There are many tasty options on Pagu’s menu but nothing quite compares to the Cheesy Waffaletto. This gluten free snack is packed with smoked mozzarella and caramelized shallots is great as a bar snack or a starter.
“It’s crispy on the outside, nice and warm, creamy, melty cheese on the inside. And it tastes like bacon but there’s no bacon in it. That’s from the caramelize shallots and the smoke mozzarella that both add a lot of umami to the waffle.And you know, from two to six, you can get it for $1.”
Other apps include a curry crab croqueta served with a Peruvian pepper sauce.
And this super crispy version of patatas bravas made with hasselback potatoes so every bite is ultra crunchy.
But the bao section of starters is THE must try with an option for every palate.
“What we’re probably most known for is our bao. Sometimes it’s completely enclosed like a dumpling and other times, it’s kind of like a wallet shape, which is what we do. I say wallet because we’ve been made of squid ink one that’s. Jet Black. And it like people have taken out their wallets and been like, hey, this looks just like you know, the same size and kind of shape of my wallet.”
That squid ink bao is stuffed with a panko crusted oyster and purple cabbage for an Asian take on a po’ boy.
While the Green Pea bao is a great vegetarian option loaded with papaya salad and thai basil.
But the Pork Belly Bao is Tracey’s personal favorite.
“It’s what I grew up eating. It’s what you would find on the streets of Taiwan. It’s got braised pork belly,
Ours is packed full of star anise but because pork belly is like striaded there’s a fatty part, there’s the meaty part. And then you have the crunchiness the of the peanuts, the fried shallots, and then the crunchy pickled cucumbers. I think it’s great.”
You won’t go wrong if you order one of Pagu’s noodle dishes.
Whether you go for steamy Guchi’s Midnight Ramen topped with unctuous pork and a 6 minute egg.
Or this Asian twist on Cabonara called Ramenara.
“It’s a play on carbonara. I use ramen broth, jamon scraps from jamon Iberico with ramen broth, a nice creamy 62 degree egg and just mixed into you know, ramen noodles. So it’s essentially like a pasta I think it’s a must try at Pagu.”
Other entrees you must try include the Spanish style tortilla layered with onion and potato and topped with torched goat cheese. And the crispy crunchy Chicken Katsu.
“Chicken katsu is delicious. It’s fried chicken. Everyone needs fried chicken. It’s always breaded, perfectly fried in panko crumbs. We make our own aioli. We have crushed sesame seeds on top. And it’s just, it’s just so tender and juicy. When you just bite into chicken katsu. It’s like. you’re a kid again. Like you just Have all those feelings of snacking and like joy.”

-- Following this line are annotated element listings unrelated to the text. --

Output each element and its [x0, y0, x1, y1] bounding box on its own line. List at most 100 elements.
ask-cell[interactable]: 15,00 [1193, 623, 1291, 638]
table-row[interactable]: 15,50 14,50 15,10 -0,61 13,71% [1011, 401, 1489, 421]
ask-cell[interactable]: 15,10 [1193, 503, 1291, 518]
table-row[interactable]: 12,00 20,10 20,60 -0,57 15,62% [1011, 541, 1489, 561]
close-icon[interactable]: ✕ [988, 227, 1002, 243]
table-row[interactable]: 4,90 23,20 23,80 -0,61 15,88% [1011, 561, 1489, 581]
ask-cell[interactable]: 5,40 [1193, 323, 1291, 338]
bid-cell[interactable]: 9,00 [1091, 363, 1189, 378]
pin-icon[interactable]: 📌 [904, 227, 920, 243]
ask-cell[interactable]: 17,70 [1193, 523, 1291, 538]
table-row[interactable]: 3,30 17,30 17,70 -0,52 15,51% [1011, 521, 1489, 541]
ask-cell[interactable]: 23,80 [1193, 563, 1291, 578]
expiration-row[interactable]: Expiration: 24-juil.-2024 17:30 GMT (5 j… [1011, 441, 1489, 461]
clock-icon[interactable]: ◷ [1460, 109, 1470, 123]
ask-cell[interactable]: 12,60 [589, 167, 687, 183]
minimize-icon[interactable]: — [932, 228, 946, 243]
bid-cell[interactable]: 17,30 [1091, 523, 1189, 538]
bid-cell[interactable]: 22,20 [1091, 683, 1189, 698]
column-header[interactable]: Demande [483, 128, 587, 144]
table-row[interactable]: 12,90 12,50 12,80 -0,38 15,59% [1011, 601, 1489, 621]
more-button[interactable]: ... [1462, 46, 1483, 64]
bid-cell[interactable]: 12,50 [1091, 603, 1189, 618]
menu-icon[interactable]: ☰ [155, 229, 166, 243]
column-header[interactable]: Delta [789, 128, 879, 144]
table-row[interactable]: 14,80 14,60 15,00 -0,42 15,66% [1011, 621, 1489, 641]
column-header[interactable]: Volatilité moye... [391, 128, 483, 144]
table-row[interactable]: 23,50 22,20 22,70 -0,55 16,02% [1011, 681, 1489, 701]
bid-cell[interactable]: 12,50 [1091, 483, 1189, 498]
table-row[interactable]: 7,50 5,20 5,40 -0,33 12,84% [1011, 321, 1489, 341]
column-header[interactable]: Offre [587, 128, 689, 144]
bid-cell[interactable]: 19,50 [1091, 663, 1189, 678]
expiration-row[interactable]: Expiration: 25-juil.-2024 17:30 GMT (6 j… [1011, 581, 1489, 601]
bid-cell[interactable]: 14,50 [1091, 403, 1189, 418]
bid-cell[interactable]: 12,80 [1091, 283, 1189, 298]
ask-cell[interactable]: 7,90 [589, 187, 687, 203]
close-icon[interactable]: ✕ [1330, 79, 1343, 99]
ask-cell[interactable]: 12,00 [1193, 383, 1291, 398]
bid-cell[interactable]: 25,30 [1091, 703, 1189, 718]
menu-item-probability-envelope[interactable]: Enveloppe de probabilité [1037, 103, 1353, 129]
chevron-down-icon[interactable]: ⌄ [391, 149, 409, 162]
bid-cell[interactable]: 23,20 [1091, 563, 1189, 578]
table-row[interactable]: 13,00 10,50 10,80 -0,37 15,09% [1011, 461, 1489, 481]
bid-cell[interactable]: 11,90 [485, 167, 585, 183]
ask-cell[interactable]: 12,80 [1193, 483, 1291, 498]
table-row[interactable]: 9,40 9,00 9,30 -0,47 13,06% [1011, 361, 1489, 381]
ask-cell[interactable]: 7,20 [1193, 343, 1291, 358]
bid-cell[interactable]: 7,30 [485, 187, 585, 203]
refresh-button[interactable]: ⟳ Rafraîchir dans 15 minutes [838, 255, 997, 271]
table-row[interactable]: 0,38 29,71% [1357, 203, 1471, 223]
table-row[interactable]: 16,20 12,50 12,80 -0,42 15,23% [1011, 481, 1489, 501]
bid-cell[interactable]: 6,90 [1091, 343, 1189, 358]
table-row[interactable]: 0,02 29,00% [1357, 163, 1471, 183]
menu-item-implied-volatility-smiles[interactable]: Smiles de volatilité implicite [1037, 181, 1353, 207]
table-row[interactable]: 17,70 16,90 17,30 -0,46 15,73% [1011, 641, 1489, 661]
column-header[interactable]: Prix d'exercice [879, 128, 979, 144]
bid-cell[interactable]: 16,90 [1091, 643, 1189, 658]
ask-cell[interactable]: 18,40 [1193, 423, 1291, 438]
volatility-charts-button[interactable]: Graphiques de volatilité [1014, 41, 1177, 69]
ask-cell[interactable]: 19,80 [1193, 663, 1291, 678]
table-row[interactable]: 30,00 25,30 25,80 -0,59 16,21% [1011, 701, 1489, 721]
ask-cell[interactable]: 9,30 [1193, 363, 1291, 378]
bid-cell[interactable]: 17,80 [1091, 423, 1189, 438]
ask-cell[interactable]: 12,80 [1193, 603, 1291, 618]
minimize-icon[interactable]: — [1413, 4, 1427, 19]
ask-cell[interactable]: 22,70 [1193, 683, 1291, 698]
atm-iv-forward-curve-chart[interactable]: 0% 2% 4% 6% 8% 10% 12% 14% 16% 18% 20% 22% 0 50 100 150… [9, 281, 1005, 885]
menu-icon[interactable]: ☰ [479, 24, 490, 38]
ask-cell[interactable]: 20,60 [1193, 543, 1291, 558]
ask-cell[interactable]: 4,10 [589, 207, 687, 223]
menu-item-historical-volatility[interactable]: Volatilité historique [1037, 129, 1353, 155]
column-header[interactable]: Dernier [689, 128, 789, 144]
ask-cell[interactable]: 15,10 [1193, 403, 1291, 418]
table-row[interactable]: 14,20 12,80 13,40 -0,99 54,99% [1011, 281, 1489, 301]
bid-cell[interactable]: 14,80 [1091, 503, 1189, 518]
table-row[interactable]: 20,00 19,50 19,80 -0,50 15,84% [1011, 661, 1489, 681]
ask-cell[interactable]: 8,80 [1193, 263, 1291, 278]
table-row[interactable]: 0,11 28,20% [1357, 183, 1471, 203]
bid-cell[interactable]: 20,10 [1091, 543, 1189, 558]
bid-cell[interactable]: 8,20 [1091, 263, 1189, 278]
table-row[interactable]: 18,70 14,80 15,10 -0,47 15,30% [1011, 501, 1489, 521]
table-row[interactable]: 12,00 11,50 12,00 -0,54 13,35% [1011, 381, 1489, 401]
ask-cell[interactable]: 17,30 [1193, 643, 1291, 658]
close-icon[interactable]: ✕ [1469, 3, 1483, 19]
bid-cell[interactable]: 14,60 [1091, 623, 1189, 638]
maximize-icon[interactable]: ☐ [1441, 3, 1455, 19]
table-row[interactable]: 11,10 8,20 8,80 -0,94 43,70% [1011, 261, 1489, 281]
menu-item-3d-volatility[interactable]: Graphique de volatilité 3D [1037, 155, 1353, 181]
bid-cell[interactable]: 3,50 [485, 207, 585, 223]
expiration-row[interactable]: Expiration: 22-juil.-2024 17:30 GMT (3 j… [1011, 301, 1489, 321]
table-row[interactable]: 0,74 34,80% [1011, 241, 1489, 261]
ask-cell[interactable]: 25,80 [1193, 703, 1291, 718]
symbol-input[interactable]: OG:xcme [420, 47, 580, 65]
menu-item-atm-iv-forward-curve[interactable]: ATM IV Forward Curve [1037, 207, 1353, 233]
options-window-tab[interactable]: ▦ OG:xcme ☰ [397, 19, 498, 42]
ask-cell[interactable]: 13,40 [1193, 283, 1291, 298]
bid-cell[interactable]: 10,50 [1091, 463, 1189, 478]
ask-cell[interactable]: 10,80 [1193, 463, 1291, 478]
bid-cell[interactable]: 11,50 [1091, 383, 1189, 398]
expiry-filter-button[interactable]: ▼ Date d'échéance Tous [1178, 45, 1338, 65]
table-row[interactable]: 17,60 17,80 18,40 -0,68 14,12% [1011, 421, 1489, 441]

There’s also Tracey’s childhood favorite: fried rice spiked with Taiwanese sausage, egg and peas….
And the delicate Cedar Campfire Black Cod. A feast for your mouth and your nose.
“This shows up to the table on fire. Maybe against Cambridge fire code a little bit. So people are excited to eat this dish because they can smell it just before it gets there. So I think it’s very enticing, kind of whets your appetite even before you dig into it.”
At dessert there’s the deliciously different smoked purple yam ice cream…
Or the nostalgic matcha soft serve, which Tracey simply can’t resist.
“When I see a giant ice cream cone, I get really excited when that ice cream cone has a green swirl on it. That means it’s going to be matcha soft serve.”
And with dishes this tasty, there’s no way you’ll need a doggy bag when you dine at Pagu.